Fast forward a few decades and we see that aluminum use in automobiles is much more intensive. Recycled aluminum is used in various automobile components and aluminum alloys are used in vehicle subframes and structures. And Ferrari has publicly stated its commitment to aluminum as a structural component as opposed to carbon fiber, which Lamborghini and BMW are embracing in a big way. Notably, Mercedes’ newly-released SL makes extensive use of aluminum too, which makes it lighter yet stronger than the model’s previous incarnation. As an aside, Mercedes is releasing a lightweight E-Class which will use a carbon fiber structure.
Cars with a high aluminum content makes it a concern for collision repair shops, as aluminum behaves in a different way when stretched, heated or welded. And since load-bearing and high strength aluminum parts are also heat-treated, collision repair shops need to make sure that they are up to the task of repairing such vehicles. Because of the special handling required when repairing aluminum cars, some manufacturers are very protective, and sometimes proprietary, of their customers and the way their products are repaired. Some manufacturers have been known to sell structural parts only to those auto body shops that have been certified as repair centers for their cars. In effect, many auto body repair shops have removed from the picture, with only a few auto body repair shops favored.
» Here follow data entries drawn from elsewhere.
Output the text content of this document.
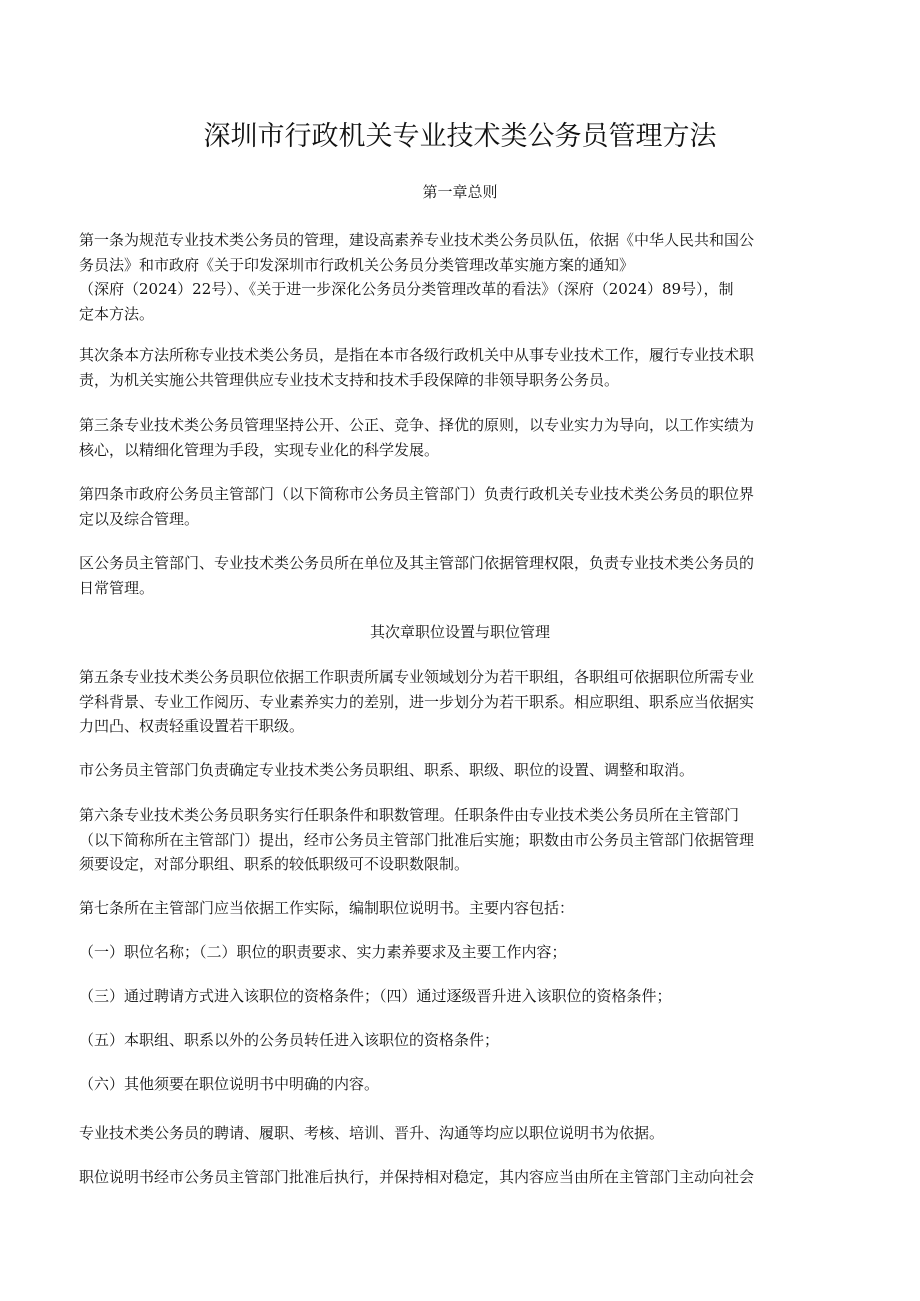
深圳市行政机关专业技术类公务员管理方法

第一章总则

第一条为规范专业技术类公务员的管理，建设高素养专业技术类公务员队伍，依据《中华人民共和国公
务员法》和市政府《关于印发深圳市行政机关公务员分类管理改革实施方案的通知》
（深府（2024）22号）、《关于进一步深化公务员分类管理改革的看法》（深府（2024）89号），制
定本方法。

其次条本方法所称专业技术类公务员，是指在本市各级行政机关中从事专业技术工作，履行专业技术职
责，为机关实施公共管理供应专业技术支持和技术手段保障的非领导职务公务员。

第三条专业技术类公务员管理坚持公开、公正、竞争、择优的原则，以专业实力为导向，以工作实绩为
核心，以精细化管理为手段，实现专业化的科学发展。

第四条市政府公务员主管部门（以下简称市公务员主管部门）负责行政机关专业技术类公务员的职位界
定以及综合管理。

区公务员主管部门、专业技术类公务员所在单位及其主管部门依据管理权限，负责专业技术类公务员的
日常管理。

其次章职位设置与职位管理

第五条专业技术类公务员职位依据工作职责所属专业领域划分为若干职组，各职组可依据职位所需专业
学科背景、专业工作阅历、专业素养实力的差别，进一步划分为若干职系。相应职组、职系应当依据实
力凹凸、权责轻重设置若干职级。

市公务员主管部门负责确定专业技术类公务员职组、职系、职级、职位的设置、调整和取消。

第六条专业技术类公务员职务实行任职条件和职数管理。任职条件由专业技术类公务员所在主管部门
（以下简称所在主管部门）提出，经市公务员主管部门批准后实施；职数由市公务员主管部门依据管理
须要设定，对部分职组、职系的较低职级可不设职数限制。

第七条所在主管部门应当依据工作实际，编制职位说明书。主要内容包括：

（一）职位名称；（二）职位的职责要求、实力素养要求及主要工作内容；

（三）通过聘请方式进入该职位的资格条件；（四）通过逐级晋升进入该职位的资格条件；

（五）本职组、职系以外的公务员转任进入该职位的资格条件；

（六）其他须要在职位说明书中明确的内容。

专业技术类公务员的聘请、履职、考核、培训、晋升、沟通等均应以职位说明书为依据。

职位说明书经市公务员主管部门批准后执行，并保持相对稳定，其内容应当由所在主管部门主动向社会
As of now, there aren’t many manufacturers who have gone to the extent of restricting repairs to specific collision repair shops. But there is an unmistakable trend by manufacturers towards certifying repair shops as qualified service centers for their products. And it will only be natural for car owners who have a need to collision repair to gravitate towards certified shops. For repair shops, the rise of factory-certified repair shops has begun to change the industry landscape. What was previously an open market for repair shops is becoming and industry to where a shop must align itself to specific brands in order to attract business.